Già il bellissmo atrio (nartece) con le sue cupolette con storie della Genesi e dell'Esodo ci introduce al ciclo musivo che ricopre nella basilica ogni superficie lasciata libera dai marmi. Le pareti, gli arconi, i sottarchi, i pennacchi, le cinque cupole si affollano di personaggi e storie sacre. Il ciclo iconografico che abbiamo sotto gli occhi è uno dei più belli e completi esistenti. Il percorso di lettura va dall'abside alla facciata, secondo il tragitto del sole che rappresenta Cristo-luce vera. Le immagini fluttuano come icone nella spazialità infinita del fondo oro, così astratto e spirituale, così diverso dallo spazio occidentale cui ci ha abituato la prospettiva rinascimentale.

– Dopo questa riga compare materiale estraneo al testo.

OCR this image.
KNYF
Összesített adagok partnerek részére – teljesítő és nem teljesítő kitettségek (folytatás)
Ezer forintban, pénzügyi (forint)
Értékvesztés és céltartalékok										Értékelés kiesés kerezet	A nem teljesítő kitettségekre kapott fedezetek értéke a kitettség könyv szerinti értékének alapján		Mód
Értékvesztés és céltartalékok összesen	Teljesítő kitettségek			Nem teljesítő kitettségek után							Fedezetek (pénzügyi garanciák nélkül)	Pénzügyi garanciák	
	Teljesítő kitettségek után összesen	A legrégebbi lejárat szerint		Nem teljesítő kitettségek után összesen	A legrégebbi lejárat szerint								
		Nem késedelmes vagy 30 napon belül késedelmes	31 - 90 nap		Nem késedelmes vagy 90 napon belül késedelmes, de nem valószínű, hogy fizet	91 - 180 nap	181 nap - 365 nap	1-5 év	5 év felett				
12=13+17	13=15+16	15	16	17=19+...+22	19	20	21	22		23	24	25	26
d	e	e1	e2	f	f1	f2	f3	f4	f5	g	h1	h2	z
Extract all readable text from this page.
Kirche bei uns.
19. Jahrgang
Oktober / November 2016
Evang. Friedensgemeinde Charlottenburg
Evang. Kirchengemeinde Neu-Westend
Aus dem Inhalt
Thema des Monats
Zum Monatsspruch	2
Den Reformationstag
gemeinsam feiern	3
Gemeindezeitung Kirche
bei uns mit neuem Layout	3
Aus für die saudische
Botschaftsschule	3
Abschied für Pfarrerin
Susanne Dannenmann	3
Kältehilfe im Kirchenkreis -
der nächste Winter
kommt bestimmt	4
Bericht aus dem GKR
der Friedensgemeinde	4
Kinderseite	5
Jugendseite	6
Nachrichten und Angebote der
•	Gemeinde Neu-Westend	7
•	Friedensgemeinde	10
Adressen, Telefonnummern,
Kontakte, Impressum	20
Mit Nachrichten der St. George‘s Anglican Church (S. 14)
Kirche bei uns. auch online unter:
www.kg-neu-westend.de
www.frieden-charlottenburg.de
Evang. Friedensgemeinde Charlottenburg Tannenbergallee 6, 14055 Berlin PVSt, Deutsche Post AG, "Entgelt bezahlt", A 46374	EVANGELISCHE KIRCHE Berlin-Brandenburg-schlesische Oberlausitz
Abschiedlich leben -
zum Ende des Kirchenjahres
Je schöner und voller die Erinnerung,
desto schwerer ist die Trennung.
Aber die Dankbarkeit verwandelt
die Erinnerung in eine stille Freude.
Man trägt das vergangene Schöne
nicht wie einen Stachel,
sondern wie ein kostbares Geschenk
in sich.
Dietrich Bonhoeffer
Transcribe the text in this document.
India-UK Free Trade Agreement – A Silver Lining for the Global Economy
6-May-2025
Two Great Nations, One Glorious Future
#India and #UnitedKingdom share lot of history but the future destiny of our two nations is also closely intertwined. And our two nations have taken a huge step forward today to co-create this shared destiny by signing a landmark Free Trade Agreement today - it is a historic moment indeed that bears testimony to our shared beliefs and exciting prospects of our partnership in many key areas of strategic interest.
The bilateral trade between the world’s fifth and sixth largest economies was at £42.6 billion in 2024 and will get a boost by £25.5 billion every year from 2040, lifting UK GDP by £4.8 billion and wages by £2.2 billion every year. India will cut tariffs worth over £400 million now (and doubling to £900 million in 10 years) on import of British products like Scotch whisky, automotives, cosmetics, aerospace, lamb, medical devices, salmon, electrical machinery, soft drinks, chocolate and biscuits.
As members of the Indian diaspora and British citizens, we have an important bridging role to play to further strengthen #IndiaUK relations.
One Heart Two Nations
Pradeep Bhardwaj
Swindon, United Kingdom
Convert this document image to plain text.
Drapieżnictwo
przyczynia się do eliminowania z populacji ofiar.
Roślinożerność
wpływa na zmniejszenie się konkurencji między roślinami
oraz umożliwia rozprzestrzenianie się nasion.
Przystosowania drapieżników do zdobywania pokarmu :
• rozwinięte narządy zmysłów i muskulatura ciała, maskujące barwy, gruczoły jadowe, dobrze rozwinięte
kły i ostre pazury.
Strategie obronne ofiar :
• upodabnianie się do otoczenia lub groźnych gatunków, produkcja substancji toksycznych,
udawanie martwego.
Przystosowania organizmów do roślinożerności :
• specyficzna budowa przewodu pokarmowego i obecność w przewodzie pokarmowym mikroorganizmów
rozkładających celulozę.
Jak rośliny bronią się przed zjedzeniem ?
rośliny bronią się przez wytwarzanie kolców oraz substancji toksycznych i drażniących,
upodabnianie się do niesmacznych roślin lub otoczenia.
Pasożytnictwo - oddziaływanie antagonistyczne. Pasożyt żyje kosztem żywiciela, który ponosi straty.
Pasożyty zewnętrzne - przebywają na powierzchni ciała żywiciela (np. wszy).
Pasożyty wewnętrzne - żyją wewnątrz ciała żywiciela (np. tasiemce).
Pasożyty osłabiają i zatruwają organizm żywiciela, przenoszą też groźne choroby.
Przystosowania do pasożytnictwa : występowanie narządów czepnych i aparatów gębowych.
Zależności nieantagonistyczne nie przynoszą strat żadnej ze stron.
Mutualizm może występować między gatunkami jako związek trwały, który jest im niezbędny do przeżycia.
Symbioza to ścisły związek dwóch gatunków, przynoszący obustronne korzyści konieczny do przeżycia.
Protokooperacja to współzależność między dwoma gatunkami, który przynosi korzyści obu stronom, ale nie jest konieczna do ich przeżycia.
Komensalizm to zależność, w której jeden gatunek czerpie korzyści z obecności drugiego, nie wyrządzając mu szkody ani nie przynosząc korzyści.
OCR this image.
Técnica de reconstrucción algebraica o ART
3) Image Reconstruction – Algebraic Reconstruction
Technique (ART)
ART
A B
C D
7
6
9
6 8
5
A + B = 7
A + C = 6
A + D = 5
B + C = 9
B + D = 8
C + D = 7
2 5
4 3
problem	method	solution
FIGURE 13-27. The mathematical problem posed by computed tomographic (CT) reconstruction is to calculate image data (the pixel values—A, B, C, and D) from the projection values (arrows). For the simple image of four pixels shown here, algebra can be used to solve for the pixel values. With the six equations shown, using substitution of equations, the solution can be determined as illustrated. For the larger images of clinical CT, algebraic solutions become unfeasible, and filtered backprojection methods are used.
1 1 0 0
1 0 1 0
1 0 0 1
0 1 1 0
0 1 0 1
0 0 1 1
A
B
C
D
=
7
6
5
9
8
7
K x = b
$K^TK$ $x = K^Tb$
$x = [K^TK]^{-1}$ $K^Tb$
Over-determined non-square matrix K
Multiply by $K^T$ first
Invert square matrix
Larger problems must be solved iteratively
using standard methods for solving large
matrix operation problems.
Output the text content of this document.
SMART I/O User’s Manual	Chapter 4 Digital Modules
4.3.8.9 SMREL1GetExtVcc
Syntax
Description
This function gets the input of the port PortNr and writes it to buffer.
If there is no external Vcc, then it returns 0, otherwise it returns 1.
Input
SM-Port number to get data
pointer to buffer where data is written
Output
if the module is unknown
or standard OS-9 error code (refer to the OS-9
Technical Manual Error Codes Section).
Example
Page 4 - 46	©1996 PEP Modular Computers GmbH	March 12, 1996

Riflettori puntati sul mistero

Nei pochi minuti che servono ai potenti riflettori per accendere di luce l'oro dei mosaici ci si rende conto di entrare in un'altra realtà, e di cosa significhi la mistica della luce del pensiero teologico orientale: Dio è luce ed energia increata. Si capisce anche lo stupore dei viaggiatori tedeschi e inglesi del 700-800, che nella basilica di san Marco incontravano per la prima volta "quella luce che viene da Oriente" e che risplende come un "altro sole". Lo storico dell'arte John Ruskin scriverà di san Marco: "Nessuna città ha avuto mai una Bibbia più gloriosa. Il libro-tempio brilla da lontano come una stella dei Magi".

Monsignor Meneguolo, delegato patriarcale e procuratore di san Marco, ci accompagna ora nel luogo più sacro e suggestivo della basilica: la cripta. Qui, sfiorando con una mano la lastra che racchiude il soprastante corpo di san Marco (le cui reliquie dal 1835 riposano nell'urna sotto l'altare maggiore, davanti alla grande Pala d'oro), siamo alle radici della basilica marciana, che fu consacrata nell'832, incendiata nel 976, ricostruita e consacrata nel 1094. L'attuale cripta fu invasa dalle acque nel 1500 e da allora rimase murata fino al 1850, anno in cui si riuscì ad isolarla con iniezioni di cemento. Il pavimento rialzato di 70 centimetri taglia alla base la fitta foresta di colonne delle tre navate, rendendo l'ambiente ancora più suggestivo. Nel 1966 l'alluvione la riempie nuovamente d'acqua fino all'altezza dei capitelli: mons. Meneguolo ricorda quel giorno in cui raggiunse la basilica "navigando" su un'instabile tavola di legno. Ritiratasi l'acqua alta si procedette certosinamente, con infiltrazioni di resine tra mattone e mattone, a impermeabilizzare la cripta, che venne riaperta nel 1995, anche se non è visitabile dai turisti.

Il procuratore di san Marco ci fa notare come si evitò di costruire un unico grande rivestimento - tipo vasca in cemento -, perchè se si fosse eliminata quella provvidenziale mistura di fango e acqua salata che avvolge da secoli le palafitte su cui poggia san Marco, esse marcirebbero in breve tempo e la basilcia sprofonderebbe nel nulla. Ogni veneziano sa infatti che l'acqua è una potente alleata con cui deve convivere in una lotta che dura da più di mille anni.

Ecco perché san Marco - come tutta Venezia - deve essere lasciata "galleggiare" su questa trama di palafitte, fango e acqua. è il sogno di Venezia e la sconfitta di quella "sua morte" così tante volte annunciata.